Gubernur BI Perry Warjiyo mengungkapkan, suku bunga deposit facility sebesar 2,75% dan suku bunga lending facility tetap sebesar 4,25%.
"Keputusan ini sejalan dengan perlunya menjaga stabilitas nilai tukar dan terkendalinya inflasi dan mendorong pertumbuhan ekonomi di tengah tekanan eksternal yang meningkat terkait tekanan eksternal yang meningkat karena ketegangan Rusia-Ukraina dan percepatan normalisasi kebijakan moneter di negara maju," kata dia dalam konferensi pers, Selasa (19/4/2022).
Dia menyebutkan BI juga terus mengoptimalkan strategi bauran kebijakan untuk menjaga stabilitas dan mendukung pemulihan ekonomi lebih lanjut.

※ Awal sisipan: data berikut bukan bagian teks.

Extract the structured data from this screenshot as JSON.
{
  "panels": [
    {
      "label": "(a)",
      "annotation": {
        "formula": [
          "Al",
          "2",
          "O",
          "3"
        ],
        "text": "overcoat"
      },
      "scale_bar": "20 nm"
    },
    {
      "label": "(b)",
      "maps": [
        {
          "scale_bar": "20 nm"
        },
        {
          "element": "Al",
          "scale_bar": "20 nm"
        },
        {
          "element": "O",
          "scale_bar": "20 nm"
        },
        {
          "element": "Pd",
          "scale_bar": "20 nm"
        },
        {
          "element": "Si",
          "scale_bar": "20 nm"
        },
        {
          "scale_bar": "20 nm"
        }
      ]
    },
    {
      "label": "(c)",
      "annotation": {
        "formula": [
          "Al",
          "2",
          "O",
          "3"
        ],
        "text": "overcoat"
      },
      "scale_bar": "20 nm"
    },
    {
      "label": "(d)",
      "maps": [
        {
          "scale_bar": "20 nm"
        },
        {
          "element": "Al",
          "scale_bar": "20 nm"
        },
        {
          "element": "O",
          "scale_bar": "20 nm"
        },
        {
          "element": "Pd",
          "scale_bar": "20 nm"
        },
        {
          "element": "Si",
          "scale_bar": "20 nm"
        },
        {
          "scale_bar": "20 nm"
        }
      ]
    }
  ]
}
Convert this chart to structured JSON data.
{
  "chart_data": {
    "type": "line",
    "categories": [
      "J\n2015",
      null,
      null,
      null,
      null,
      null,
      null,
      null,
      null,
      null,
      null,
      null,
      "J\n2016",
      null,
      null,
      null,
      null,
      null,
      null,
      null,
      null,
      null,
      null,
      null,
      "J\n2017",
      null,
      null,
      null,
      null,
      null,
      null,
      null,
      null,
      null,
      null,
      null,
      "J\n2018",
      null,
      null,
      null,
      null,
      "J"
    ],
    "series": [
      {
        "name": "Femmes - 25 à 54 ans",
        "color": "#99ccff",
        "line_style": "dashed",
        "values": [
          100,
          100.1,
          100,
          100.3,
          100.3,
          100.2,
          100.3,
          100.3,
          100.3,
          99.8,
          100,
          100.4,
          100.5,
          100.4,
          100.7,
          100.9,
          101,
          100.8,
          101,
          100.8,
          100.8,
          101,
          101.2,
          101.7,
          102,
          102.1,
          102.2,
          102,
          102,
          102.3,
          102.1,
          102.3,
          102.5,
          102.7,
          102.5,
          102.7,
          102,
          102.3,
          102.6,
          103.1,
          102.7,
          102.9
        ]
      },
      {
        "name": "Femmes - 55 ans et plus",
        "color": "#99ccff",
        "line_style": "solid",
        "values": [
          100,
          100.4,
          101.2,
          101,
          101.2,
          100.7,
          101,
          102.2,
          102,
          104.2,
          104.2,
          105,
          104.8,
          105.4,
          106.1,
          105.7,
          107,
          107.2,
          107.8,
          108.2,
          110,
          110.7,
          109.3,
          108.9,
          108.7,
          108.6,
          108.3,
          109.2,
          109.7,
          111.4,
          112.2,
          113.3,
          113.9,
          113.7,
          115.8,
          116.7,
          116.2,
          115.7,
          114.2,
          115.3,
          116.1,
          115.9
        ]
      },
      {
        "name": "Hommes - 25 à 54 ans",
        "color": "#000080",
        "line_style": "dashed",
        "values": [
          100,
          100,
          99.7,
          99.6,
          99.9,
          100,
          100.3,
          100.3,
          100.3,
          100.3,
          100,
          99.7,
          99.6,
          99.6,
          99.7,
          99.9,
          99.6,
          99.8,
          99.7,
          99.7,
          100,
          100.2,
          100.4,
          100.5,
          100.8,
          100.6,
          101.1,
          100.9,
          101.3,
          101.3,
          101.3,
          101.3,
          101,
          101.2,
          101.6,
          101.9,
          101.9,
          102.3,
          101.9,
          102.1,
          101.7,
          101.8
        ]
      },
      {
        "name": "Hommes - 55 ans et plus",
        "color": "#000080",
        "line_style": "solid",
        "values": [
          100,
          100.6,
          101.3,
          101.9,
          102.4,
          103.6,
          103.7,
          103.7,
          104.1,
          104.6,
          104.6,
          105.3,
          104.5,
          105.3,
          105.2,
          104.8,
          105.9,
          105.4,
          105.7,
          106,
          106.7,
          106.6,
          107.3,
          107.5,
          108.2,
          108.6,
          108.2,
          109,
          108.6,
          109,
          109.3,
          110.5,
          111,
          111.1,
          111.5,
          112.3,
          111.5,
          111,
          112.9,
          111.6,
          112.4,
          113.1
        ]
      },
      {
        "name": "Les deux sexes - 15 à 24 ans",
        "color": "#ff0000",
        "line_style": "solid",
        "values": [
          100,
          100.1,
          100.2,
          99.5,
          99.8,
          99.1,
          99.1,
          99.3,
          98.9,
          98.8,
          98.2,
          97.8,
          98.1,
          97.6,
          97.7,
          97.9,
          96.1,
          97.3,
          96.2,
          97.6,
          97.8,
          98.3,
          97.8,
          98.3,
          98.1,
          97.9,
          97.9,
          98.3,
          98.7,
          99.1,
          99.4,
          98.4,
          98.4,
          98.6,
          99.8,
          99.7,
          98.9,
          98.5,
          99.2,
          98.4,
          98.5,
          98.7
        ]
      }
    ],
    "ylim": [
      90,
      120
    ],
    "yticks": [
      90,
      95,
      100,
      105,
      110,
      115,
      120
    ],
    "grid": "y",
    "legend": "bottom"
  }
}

Selain itu BI juga terus memperkuat sinergi kebijakan dengan Pemerintah dan Komite Stabilitas Sistem Keuangan (KSSK) dalam rangka mengendalikan inflasi, menjaga stabilitas moneter dan sistem keuangan, serta meningkatkan kredit/pembiayaan kepada dunia usaha pada sektor-sektor prioritas untuk mendorong pertumbuhan ekonomi, ekspor, serta inklusi ekonomi dan keuangan.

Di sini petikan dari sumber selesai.